Example; Verse one.....
"I am broken into pieces again." (10 syllable count) end rhyming word "again"
"ripped and torn [it] just never ends." ((8 syllable count) end rhyming word "ends"
Line #3: "madness flowing ..+++that word is present tense, awkward with, the previous structure.....the breakup has already happened, past tense..
"Madness flows through my veins" (5 syllable count only!) BB ending word rhyme is "stain"
Line #4: "The blood it spills, leaving a darkened stain" (11 syllable count). End BB rhyming word is "stain".

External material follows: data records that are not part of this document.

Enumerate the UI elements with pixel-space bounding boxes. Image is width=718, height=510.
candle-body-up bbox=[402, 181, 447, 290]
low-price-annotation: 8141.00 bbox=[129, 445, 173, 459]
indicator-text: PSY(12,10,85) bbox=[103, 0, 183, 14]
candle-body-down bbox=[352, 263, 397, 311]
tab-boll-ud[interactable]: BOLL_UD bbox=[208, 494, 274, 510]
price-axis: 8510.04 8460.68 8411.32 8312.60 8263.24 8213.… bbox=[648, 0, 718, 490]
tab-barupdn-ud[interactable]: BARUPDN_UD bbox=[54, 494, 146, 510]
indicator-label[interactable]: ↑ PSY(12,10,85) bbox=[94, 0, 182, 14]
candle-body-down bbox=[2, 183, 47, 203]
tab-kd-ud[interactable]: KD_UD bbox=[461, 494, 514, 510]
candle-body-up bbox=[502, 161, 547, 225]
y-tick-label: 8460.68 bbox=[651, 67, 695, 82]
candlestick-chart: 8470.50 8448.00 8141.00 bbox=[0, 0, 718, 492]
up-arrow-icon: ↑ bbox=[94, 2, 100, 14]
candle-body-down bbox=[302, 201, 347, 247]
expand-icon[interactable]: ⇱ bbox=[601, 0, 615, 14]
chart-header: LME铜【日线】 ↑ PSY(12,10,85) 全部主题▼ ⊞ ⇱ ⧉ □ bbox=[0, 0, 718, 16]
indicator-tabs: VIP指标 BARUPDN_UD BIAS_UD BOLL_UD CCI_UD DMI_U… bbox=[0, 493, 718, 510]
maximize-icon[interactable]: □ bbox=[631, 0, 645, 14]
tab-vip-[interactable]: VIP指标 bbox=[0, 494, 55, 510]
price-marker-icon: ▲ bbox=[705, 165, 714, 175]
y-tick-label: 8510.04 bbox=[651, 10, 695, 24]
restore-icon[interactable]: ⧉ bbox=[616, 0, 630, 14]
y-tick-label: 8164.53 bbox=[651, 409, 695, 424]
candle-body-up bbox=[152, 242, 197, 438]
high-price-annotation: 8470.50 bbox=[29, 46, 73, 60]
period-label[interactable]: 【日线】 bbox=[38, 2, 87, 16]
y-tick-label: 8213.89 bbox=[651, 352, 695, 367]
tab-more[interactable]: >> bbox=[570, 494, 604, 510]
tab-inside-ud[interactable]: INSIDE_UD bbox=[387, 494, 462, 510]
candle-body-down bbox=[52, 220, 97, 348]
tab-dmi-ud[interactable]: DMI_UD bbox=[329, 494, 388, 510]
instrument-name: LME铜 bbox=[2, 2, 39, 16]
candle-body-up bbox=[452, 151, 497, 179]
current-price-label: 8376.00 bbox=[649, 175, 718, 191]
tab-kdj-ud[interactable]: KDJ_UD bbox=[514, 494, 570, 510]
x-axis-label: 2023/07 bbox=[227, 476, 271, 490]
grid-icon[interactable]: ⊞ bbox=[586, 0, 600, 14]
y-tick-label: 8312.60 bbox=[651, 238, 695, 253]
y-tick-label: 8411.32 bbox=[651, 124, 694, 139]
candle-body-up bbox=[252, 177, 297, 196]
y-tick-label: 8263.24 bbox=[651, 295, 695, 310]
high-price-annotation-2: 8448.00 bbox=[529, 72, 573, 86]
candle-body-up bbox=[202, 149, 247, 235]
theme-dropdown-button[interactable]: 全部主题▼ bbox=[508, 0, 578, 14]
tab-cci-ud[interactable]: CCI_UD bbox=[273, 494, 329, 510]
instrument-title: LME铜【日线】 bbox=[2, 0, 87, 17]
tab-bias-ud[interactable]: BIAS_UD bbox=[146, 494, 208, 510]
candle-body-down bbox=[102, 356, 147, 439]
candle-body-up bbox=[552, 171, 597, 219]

Now read the first verse OUT LOUD and to someone you know and trust who won't bulls*** you (riends will say it's very moving and beautiful). However, a more respected critic, teacher, mentor...will tell you the TRUTH. and that is NOT failure.....it is learning, listening to those who teach you, knowing, growing in your writing.
I like the piece, I haven't been around reviewing much, but came across this, and the potential is there. your rhyming structure works at times and that is easily remedied. Your syllable count is fixable also by putting similar words in place of words that don't flow easily due to akward words or syllable counts.
Very nice use of a poem format, willingnes to us a rhyming format and the words were not God-awful. I commend you for that. The title and sub-explanation I would change....but first re-write..re-write...RE-WRITE!
Best to you on your journey and welcome to WDC.